O homem é Richard da Silva, 19 anos que, segundo os policiais narram à delegada Adriana Parente Silvestre, do 31º DP (Vila Carrão), tentou sacar uma arma ao ver a viatura.
Barnabé atirou, acertando o tanque da moto, e Richard caiu. Relatam ter encontrado com ele uma arma de fogo, marca Taurus, calibre 38, que consta como roubada de uma empresa de vigilância em 2007.
Richard foi preso sob acusação de porte ilegal de arma de fogo (pena de dois a quatro anos de prisão), resistência (reclusão de um a três anos) e receptação (prisão de um a quatro anos), mas foi liberado em audiência de custódia e responde à investigação em liberdade.
Segundo sua companheira, Leila Sousa de Almeida, 24 anos, ele nunca teve arma. Ela explica que o homem passou o dia em casa e, por volta de 23h, saiu para dar uma volta com a moto.
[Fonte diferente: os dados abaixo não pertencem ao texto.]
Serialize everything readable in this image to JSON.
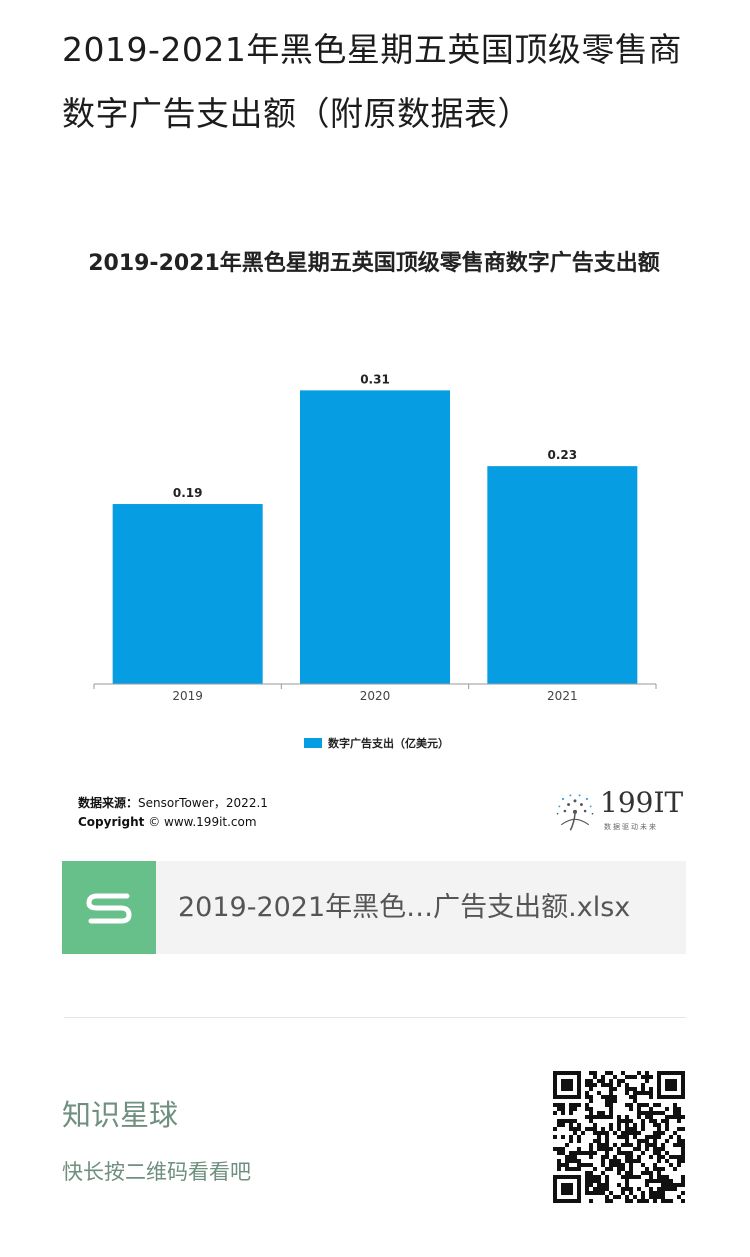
{
  "article": {
    "title_line1": "2019-2021年黑色星期五英国顶级零售商",
    "title_line2": "数字广告支出额（附原数据表）"
  },
  "chart_data": {
    "type": "bar",
    "title": "2019-2021年黑色星期五英国顶级零售商数字广告支出额",
    "categories": [
      "2019",
      "2020",
      "2021"
    ],
    "series": [
      {
        "name": "数字广告支出（亿美元）",
        "values": [
          0.19,
          0.31,
          0.23
        ]
      }
    ],
    "data_labels": [
      "0.19",
      "0.31",
      "0.23"
    ],
    "ylim": [
      0,
      0.36
    ],
    "grid": false,
    "legend": "bottom-center",
    "bar_color": "#069de2"
  },
  "source": {
    "label": "数据来源：",
    "text": "SensorTower，2022.1",
    "copyright_label": "Copyright",
    "copyright_text": "© www.199it.com"
  },
  "logo": {
    "text": "199IT",
    "tagline": "数据驱动未来"
  },
  "attachment": {
    "icon": "spreadsheet-s-icon",
    "icon_color": "#67c08a",
    "file_name": "2019-2021年黑色…广告支出额.xlsx"
  },
  "footer": {
    "title": "知识星球",
    "subtitle": "快长按二维码看看吧",
    "qr_icon": "qr-code-icon"
  }
}
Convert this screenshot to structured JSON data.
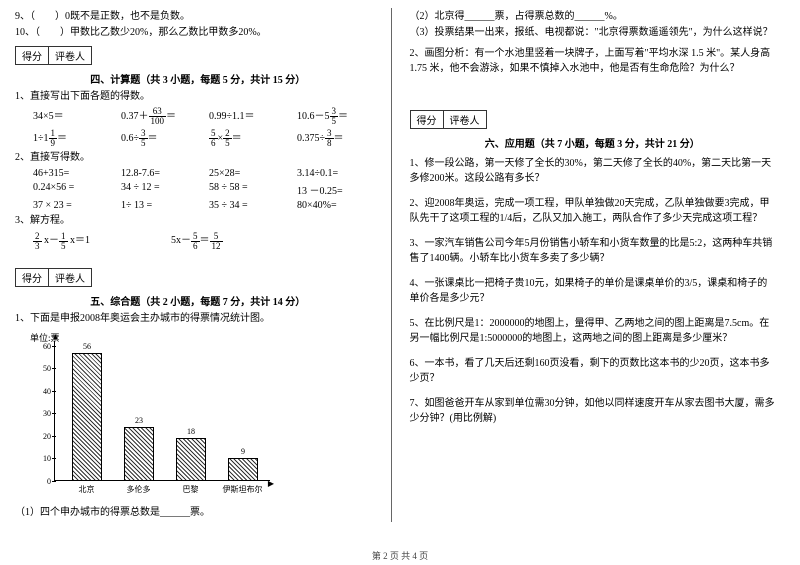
{
  "left": {
    "q9": "9、（　　）0既不是正数，也不是负数。",
    "q10": "10、（　　）甲数比乙数少20%，那么乙数比甲数多20%。",
    "score_label1": "得分",
    "score_label2": "评卷人",
    "section4": "四、计算题（共 3 小题，每题 5 分，共计 15 分）",
    "s4_1": "1、直接写出下面各题的得数。",
    "calc1": {
      "a": "34×5＝",
      "b_pre": "0.37＋",
      "b_frac_n": "63",
      "b_frac_d": "100",
      "b_eq": "＝",
      "c": "0.99÷1.1＝",
      "d_pre": "10.6－5",
      "d_frac_n": "3",
      "d_frac_d": "5",
      "d_eq": "＝"
    },
    "calc2": {
      "a_pre": "1÷1",
      "a_frac_n": "1",
      "a_frac_d": "9",
      "a_eq": "＝",
      "b_pre": "0.6÷",
      "b_frac_n": "3",
      "b_frac_d": "5",
      "b_eq": "＝",
      "c_f1n": "5",
      "c_f1d": "6",
      "c_mid": "×",
      "c_f2n": "2",
      "c_f2d": "5",
      "c_eq": "＝",
      "d_pre": "0.375÷",
      "d_frac_n": "3",
      "d_frac_d": "8",
      "d_eq": "＝"
    },
    "s4_2": "2、直接写得数。",
    "rows2": [
      [
        "46+315=",
        "12.8-7.6=",
        "25×28=",
        "3.14÷0.1="
      ],
      [
        "0.24×56 =",
        "34 ÷ 12 =",
        "58 ÷ 58 =",
        "13 －0.25="
      ],
      [
        "37 × 23 =",
        "1÷ 13 =",
        "35 ÷ 34 =",
        "80×40%="
      ]
    ],
    "s4_3": "3、解方程。",
    "eq3a_f1n": "2",
    "eq3a_f1d": "3",
    "eq3a_mid": " x－",
    "eq3a_f2n": "1",
    "eq3a_f2d": "5",
    "eq3a_end": " x＝1",
    "eq3b_pre": "5x－",
    "eq3b_f1n": "5",
    "eq3b_f1d": "6",
    "eq3b_mid": "＝",
    "eq3b_f2n": "5",
    "eq3b_f2d": "12",
    "section5": "五、综合题（共 2 小题，每题 7 分，共计 14 分）",
    "s5_1": "1、下面是申报2008年奥运会主办城市的得票情况统计图。",
    "chart": {
      "unit": "单位:票",
      "y_max": 60,
      "y_step": 10,
      "categories": [
        "北京",
        "多伦多",
        "巴黎",
        "伊斯坦布尔"
      ],
      "values": [
        56,
        23,
        18,
        9
      ],
      "bar_color_css": "repeating-linear-gradient(45deg, #333 0 1px, transparent 1px 3px)"
    },
    "s5_1b": "（1）四个申办城市的得票总数是______票。"
  },
  "right": {
    "s5_2": "（2）北京得______票，占得票总数的______%。",
    "s5_3": "（3）投票结果一出来，报纸、电视都说：\"北京得票数遥遥领先\"，为什么这样说？",
    "s5_q2": "2、画图分析：有一个水池里竖着一块牌子，上面写着\"平均水深 1.5 米\"。某人身高 1.75 米，他不会游泳，如果不慎掉入水池中，他是否有生命危险？为什么？",
    "section6": "六、应用题（共 7 小题，每题 3 分，共计 21 分）",
    "apps": [
      "1、修一段公路，第一天修了全长的30%，第二天修了全长的40%，第二天比第一天多修200米。这段公路有多长？",
      "2、迎2008年奥运，完成一项工程，甲队单独做20天完成，乙队单独做要3完成，甲队先干了这项工程的1/4后，乙队又加入施工，两队合作了多少天完成这项工程？",
      "3、一家汽车销售公司今年5月份销售小轿车和小货车数量的比是5:2，这两种车共销售了1400辆。小轿车比小货车多卖了多少辆？",
      "4、一张课桌比一把椅子贵10元，如果椅子的单价是课桌单价的3/5，课桌和椅子的单价各是多少元？",
      "5、在比例尺是1：2000000的地图上，量得甲、乙两地之间的图上距离是7.5cm。在另一幅比例尺是1:5000000的地图上，这两地之间的图上距离是多少厘米？",
      "6、一本书，看了几天后还剩160页没看，剩下的页数比这本书的少20页，这本书多少页？",
      "7、如图爸爸开车从家到单位需30分钟，如他以同样速度开车从家去图书大厦，需多少分钟？(用比例解)"
    ]
  },
  "footer": "第 2 页 共 4 页"
}
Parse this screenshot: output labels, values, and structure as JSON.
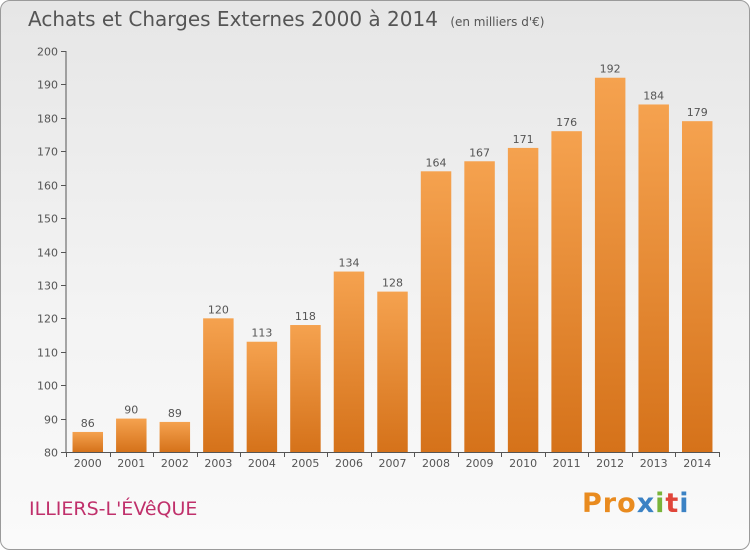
{
  "chart_data": {
    "type": "bar",
    "title": "Achats et Charges Externes 2000 à 2014",
    "subtitle": "(en milliers d'€)",
    "xlabel": "",
    "ylabel": "",
    "categories": [
      "2000",
      "2001",
      "2002",
      "2003",
      "2004",
      "2005",
      "2006",
      "2007",
      "2008",
      "2009",
      "2010",
      "2011",
      "2012",
      "2013",
      "2014"
    ],
    "values": [
      86,
      90,
      89,
      120,
      113,
      118,
      134,
      128,
      164,
      167,
      171,
      176,
      192,
      184,
      179
    ],
    "ylim": [
      80,
      200
    ],
    "yticks": [
      80,
      90,
      100,
      110,
      120,
      130,
      140,
      150,
      160,
      170,
      180,
      190,
      200
    ],
    "grid": false,
    "legend": "none",
    "colors": {
      "bar_top": "#f5a24f",
      "bar_bottom": "#d5721a",
      "text": "#555555"
    }
  },
  "footer": {
    "place": "ILLIERS-L'ÉVêQUE",
    "brand_letters": [
      "P",
      "r",
      "o",
      "x",
      "i",
      "t",
      "i"
    ],
    "brand_colors": [
      "#e98b1f",
      "#e98b1f",
      "#e98b1f",
      "#3b82c4",
      "#79b43a",
      "#e0453a",
      "#3b82c4"
    ]
  }
}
Só foi ter notícia dele às 4h30 do dia seguinte ao ver um jornal.
Ela pegou informação da delegacia em que ele estava e pegou um Uber do Parque Bristol, onde mora, até a Vila Carrão. “Na delegacia, estavam falando que ele estava preso por um porte [de arma]. Estavam fazendo operação pela morte do policial”, conta.
Leila explica que Richard não tem carteira de habilitação para dirigir e esse deve ter sido o motivo dele não ter parado quando abordado. “Falaram que ele deu meia volta e ia fugir, mas um policial atirou e pegou na moto, não nele. Aí ele parou”.
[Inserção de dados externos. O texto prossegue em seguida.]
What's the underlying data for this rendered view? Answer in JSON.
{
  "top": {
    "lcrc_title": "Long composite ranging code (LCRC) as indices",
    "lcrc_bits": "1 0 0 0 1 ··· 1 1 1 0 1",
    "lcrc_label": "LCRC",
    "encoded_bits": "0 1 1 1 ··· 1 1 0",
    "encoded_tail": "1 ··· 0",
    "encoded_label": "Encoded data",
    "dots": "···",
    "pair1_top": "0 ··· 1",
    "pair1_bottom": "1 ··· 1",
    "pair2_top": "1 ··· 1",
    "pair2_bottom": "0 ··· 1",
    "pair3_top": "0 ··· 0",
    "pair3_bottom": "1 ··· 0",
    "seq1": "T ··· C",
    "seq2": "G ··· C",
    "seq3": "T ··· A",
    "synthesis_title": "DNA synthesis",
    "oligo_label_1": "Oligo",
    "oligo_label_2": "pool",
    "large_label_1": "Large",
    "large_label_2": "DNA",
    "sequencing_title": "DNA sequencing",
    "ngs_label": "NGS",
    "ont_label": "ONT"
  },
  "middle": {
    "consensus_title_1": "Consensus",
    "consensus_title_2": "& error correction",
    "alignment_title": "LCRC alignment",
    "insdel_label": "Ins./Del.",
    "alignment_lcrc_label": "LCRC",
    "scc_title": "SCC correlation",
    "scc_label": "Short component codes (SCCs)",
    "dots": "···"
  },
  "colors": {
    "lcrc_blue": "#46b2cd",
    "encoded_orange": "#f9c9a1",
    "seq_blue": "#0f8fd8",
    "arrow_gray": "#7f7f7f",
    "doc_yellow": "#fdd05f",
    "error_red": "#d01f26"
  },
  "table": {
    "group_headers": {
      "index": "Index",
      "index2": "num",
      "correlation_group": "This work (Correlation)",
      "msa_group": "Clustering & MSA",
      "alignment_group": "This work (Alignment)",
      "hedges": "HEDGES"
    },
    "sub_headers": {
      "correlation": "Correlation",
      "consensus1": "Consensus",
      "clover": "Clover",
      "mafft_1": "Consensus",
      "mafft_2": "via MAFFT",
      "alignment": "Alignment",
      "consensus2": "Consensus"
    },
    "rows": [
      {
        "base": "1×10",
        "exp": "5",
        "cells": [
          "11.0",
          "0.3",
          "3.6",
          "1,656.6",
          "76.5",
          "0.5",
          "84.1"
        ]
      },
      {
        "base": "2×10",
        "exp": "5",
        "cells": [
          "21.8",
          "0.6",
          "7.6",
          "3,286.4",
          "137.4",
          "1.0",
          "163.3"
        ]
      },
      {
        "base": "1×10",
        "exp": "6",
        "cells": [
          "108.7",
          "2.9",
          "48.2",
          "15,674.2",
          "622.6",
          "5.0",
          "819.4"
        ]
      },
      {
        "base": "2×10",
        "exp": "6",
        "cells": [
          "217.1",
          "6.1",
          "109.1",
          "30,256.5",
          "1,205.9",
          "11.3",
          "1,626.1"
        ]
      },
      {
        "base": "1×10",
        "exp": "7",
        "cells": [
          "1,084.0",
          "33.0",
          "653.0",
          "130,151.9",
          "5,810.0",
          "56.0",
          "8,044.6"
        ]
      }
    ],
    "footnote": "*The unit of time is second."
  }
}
Ela, que está grávida de seis meses, conversou com a Ponte enquanto estava no ônibus a caminho da delegacia. Voltou para casa porque demoraria até ter uma decisão se ele ficaria preso preventivamente ou não. “Eu não dormi, passei a noite em claro”, afirma.
A Ponte questionou a Secretaria da Segurança Pública de SP, comandada pelo general João Camilo Pires de Campos neste governo João Doria (PSDB), e aguarda uma resposta.